ADOTAS – On Tuesday, C3 Metrics CEO Mark Hughes wrote about effective online media attribution systems and how advances in mobile are changing the game. Picking up where he left off…
The second solution is surprising: Facebook. Almost every mobile device owned by an online shopper has the Facebook mobile app on it. That same Facebook mobile app could capture all mobile ads viewed and clicked, and then transfer the same data with NFC-style technology, closing the cross-device attribution loop.
The problem right now, is that Facebook doesn’t have any NFC-like technology. But Facebook is connected (an understatement) and could probably convince their friends at either Apple or Microsoft to develop it in less than a year.
But we’ve only been discussing the “little” advertising market: the $30 billion Internet ad market with media attribution already here (and cross-device attribution near).
The larger advertising market ripe for efficiency is the TV market. Over $60 billion spent per year in America.
CBS’s average audience is five times the size of Facebook’s. TV is still the big media king…it just can’t compete technologically with robust media tracking and attribution models in existence today.
Or could it?
Can we teach an old dog new technology? Can the same cross-device attribution model be applied to TV?
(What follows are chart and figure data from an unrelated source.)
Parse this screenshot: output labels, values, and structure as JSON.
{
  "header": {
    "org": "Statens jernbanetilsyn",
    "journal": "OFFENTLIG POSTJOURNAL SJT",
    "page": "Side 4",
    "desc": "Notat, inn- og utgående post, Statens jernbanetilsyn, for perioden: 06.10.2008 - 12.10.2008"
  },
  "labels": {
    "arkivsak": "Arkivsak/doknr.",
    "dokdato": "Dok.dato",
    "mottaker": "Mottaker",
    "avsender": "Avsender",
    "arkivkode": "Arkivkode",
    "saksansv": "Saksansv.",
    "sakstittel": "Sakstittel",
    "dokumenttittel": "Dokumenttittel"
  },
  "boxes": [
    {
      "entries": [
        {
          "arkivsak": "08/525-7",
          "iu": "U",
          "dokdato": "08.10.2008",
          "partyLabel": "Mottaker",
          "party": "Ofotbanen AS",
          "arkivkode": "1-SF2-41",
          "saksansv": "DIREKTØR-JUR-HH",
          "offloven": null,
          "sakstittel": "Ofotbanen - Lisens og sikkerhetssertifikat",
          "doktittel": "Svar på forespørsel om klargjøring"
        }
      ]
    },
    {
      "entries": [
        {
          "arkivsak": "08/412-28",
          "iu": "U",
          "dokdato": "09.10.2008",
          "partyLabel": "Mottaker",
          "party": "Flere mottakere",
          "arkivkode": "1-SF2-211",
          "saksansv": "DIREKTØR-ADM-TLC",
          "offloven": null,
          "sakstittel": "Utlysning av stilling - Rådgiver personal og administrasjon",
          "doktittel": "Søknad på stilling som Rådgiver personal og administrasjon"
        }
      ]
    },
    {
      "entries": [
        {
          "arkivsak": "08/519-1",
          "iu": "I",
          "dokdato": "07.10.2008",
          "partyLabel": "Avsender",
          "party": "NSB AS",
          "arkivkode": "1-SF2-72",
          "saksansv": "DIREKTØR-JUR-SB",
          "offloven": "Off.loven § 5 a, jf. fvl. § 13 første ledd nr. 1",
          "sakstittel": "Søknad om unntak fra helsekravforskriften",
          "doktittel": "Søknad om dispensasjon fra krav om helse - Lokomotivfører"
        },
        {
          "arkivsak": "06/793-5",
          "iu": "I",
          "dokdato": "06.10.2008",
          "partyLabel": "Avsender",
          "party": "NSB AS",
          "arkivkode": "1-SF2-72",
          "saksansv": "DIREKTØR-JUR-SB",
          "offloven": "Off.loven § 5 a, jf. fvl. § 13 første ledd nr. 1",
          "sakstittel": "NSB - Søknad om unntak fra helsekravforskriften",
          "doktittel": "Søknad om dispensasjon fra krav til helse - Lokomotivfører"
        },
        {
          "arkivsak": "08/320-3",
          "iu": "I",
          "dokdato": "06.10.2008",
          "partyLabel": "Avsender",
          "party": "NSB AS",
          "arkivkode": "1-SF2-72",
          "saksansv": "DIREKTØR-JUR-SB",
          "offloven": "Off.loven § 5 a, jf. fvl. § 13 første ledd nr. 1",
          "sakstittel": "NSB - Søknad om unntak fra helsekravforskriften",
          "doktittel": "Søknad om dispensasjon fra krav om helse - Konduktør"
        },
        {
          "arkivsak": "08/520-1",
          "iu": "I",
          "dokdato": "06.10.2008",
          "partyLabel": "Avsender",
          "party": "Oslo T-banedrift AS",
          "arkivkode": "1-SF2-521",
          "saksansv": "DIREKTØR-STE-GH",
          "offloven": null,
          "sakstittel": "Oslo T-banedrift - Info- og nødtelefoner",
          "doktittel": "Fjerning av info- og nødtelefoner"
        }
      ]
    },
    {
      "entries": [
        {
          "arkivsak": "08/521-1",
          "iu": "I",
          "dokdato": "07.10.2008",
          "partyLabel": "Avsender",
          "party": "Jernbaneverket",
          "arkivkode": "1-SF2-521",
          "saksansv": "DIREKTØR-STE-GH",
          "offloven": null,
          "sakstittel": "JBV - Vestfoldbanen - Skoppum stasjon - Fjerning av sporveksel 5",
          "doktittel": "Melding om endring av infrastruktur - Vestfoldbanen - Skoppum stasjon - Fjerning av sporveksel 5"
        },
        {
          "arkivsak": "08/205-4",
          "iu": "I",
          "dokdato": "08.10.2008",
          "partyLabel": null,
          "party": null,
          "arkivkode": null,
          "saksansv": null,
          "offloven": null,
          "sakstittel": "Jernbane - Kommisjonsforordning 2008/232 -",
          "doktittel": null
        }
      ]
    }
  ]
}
Let’s return to those two solutions: Adroid + NFC, or even Facebook mobile + NFC.
The TV is a media device just like a tablet. TV ads are similar to online Display banner ads: impressions that may have influence on the consumer’s purchase funnel going from awareness to purchase. TV ads have tracking IDs just like Internet banners (in TV, it’s called an ISCI code).
TV is just missing the capture of its display ads within a robust media attribution model–determining if the TV ad is one of the Originators, Assists, or Converters in a sale.
Could Android or Facebook do the same thing with TV…namely record all the TV ad information, and transfer it using NFC?
Right now, it’s possible. Let’s survey the technology of our living rooms:
TV set-top boxes are becoming standard, especially in higher income households. That very set top box has the capability of having a mac address, which can pick up presence of a device within 18 feet of the TV. Detecting whether a smartphone (a smartphone with Android or a mobile Facebook app on it) is within 18 feet of the TV.
While watching TV, you’ll likely have your smartphone in your pocket, or nearby.
So if your TV system detects the signal and presence of your mobile device, we can assume you viewed a TV ad, and also capture the tracking ID of that ad. If you went to the kitchen or outside the 18 foot radial zone… Guess what? You didn’t view the TV ad.
Imagine the next day, you visit an auto manufacturer’s website on a different device (your computer) and fill out a form. How can the attribution connection be made?
The same way described in cross-device attribution. The glue is simply your smartphone which recorded the TV ads you saw last night (via ISCI code); when you log on to the Internet, those ISCI ad codes are transferred to your Gmail or Facebook account, and taken into account with a media attribution system like a C3 Metrics… and now we’re teaching the old dog new technology.
Would this scare bad agencies into making TV ads that perform? Yes. But the Internet is doing the same thing, and great ads and great agencies will finally receive the credit (attributed credit) they deserve—and eliminate the “Chairman doesn’t like the ad” routine. Once you create efficiencies in a $30 billion market, and then a $60 billion market: sooner or later you’re talking real money.
Online media attribution is already here. Cross-device and TV attribution is very near.